Three-Word Summary: Meta College Show
Greendale Community College is far from a normal institution of higher learning.
The Greendale mascot is the Human Being. Their flag is a drawing of a (ahem) rectum. And their dean is a cross-dressing, pun-spinning bald man with an unhealthy infatuation with dalmations.
So it’s safe to say that characters are what make Greendale an interesting place and Community a worthwhile television show to watch.
The plot focuses around a study group of seven diverse individuals who form a tight-knit dysfunctional community filled with equal parts support and destruction.
Jeff. Britta. Annie. Abed. Troy. Shirley. And Pierce.

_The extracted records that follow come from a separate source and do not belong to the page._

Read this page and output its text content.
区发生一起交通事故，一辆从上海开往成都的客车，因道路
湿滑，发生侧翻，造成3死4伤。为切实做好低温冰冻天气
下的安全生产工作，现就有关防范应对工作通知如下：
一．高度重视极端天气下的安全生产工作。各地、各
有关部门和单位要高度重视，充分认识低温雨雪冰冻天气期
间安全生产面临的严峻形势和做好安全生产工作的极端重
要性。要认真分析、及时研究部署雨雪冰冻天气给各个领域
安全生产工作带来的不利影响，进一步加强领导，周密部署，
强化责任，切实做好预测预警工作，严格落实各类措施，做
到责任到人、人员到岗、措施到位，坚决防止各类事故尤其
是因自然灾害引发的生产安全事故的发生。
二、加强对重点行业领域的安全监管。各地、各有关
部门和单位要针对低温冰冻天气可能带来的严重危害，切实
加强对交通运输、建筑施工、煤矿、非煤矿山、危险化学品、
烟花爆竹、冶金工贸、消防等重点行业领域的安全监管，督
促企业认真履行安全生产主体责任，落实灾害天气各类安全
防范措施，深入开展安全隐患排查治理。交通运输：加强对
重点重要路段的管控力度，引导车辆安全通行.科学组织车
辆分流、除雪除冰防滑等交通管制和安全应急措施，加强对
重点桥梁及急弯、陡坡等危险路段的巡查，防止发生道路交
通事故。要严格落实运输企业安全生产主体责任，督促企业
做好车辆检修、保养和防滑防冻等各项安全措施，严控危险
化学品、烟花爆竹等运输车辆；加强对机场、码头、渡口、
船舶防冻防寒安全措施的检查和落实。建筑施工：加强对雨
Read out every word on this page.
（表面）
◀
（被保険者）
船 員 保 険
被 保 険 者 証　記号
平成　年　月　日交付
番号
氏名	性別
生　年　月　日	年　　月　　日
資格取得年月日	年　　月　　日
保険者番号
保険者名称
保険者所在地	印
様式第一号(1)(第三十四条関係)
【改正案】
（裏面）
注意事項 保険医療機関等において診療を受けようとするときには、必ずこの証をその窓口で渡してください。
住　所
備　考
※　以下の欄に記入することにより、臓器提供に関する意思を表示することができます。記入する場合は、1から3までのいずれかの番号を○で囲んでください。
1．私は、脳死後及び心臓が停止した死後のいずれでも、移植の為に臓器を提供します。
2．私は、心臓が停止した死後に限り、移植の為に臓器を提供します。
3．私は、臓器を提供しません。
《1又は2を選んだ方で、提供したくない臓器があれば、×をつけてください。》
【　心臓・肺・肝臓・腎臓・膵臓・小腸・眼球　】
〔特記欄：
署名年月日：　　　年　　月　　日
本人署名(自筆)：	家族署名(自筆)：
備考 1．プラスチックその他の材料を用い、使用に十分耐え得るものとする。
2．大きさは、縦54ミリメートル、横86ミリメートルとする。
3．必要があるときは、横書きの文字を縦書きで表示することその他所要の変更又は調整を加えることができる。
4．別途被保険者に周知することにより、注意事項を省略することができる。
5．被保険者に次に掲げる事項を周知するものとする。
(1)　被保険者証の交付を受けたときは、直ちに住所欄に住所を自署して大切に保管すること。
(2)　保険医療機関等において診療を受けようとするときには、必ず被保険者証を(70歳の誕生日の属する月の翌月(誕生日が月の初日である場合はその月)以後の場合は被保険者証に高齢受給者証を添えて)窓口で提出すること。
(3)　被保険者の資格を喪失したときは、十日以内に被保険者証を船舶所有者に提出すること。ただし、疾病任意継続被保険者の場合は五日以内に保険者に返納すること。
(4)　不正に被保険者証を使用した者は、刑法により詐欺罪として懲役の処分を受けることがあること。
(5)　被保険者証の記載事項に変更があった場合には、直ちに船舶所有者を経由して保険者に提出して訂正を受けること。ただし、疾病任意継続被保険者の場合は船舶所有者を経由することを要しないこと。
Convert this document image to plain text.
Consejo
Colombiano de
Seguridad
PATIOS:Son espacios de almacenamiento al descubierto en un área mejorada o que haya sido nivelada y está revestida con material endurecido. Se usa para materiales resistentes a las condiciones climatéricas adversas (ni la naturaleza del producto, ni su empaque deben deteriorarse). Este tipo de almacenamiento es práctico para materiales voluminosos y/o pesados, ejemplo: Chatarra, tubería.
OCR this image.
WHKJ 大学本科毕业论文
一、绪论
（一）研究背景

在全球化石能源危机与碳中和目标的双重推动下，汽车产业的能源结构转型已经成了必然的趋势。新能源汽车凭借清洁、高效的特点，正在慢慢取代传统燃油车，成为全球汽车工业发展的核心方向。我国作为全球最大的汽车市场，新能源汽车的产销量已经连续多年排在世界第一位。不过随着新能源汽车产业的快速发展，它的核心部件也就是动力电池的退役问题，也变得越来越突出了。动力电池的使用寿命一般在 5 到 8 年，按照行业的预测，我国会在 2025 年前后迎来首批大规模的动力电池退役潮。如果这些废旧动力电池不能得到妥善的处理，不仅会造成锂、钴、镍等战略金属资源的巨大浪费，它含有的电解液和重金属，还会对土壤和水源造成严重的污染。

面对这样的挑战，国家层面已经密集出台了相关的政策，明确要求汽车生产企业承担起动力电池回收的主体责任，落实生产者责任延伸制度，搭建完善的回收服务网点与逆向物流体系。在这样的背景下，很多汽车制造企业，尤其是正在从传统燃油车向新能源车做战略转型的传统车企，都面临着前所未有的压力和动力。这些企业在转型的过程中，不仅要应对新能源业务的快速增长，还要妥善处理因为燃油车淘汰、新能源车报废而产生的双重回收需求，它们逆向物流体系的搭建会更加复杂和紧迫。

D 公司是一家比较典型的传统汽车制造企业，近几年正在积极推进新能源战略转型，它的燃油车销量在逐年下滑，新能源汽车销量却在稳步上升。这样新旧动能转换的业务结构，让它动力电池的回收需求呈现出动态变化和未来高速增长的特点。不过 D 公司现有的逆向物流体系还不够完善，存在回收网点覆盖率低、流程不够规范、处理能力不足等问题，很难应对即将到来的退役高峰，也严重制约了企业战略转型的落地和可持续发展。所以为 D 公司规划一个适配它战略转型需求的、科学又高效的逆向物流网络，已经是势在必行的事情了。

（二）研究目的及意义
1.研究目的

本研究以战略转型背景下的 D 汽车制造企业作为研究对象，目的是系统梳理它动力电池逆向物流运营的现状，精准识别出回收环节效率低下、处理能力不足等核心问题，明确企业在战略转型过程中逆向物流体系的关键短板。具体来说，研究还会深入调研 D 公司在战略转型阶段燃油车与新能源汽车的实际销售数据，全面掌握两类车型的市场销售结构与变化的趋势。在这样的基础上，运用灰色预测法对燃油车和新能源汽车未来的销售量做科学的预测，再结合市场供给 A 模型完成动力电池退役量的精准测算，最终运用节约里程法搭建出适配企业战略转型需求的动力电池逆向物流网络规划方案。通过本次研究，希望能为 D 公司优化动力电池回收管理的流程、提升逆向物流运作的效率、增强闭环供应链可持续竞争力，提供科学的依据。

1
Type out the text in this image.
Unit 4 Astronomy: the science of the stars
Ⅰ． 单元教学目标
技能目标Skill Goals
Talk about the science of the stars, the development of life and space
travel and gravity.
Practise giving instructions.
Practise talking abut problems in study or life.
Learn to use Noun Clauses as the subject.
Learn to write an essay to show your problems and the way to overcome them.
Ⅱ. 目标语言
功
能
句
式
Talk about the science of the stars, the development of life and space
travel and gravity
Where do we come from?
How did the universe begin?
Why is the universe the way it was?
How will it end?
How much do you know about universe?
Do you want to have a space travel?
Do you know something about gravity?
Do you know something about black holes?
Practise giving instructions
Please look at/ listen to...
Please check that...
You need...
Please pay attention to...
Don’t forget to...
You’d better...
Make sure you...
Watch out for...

These favored few brave the trials and tribulations of Greendale Community College with a wide variety of backgrounds and skeleton-filled closets.
What makes these individuals all the more intriguing is their self-awareness. Abed, especially, does a convincing job of acting meta without resorting to the Jack Morris-style fourth wall breaks. That Saved by the Bell reference was one Abed, a fountain of pop culture knowledge, would have appreciated.
Through the first four seasons, the show remains light-hearted and moves through the changes, plot developments and romantic entanglements without being bogged down with minutia.
True to the best sitcom forms, anyone can watch, appreciate and understand a single, out of context episode. However, watching the episodes in sequence only allows for maximum appreciation.
Community and it’s array of unique characters are not relatable. They are not meant to be. It does not resemble a real community college, because it isn’t supposed to.
What Community is meant to resemble is a television program. Which it does, because it is.
And while this country has plenty of community colleges, what it lacks is enough funny, interesting, worth-while comedic TV shows. In Community, at least we have one more.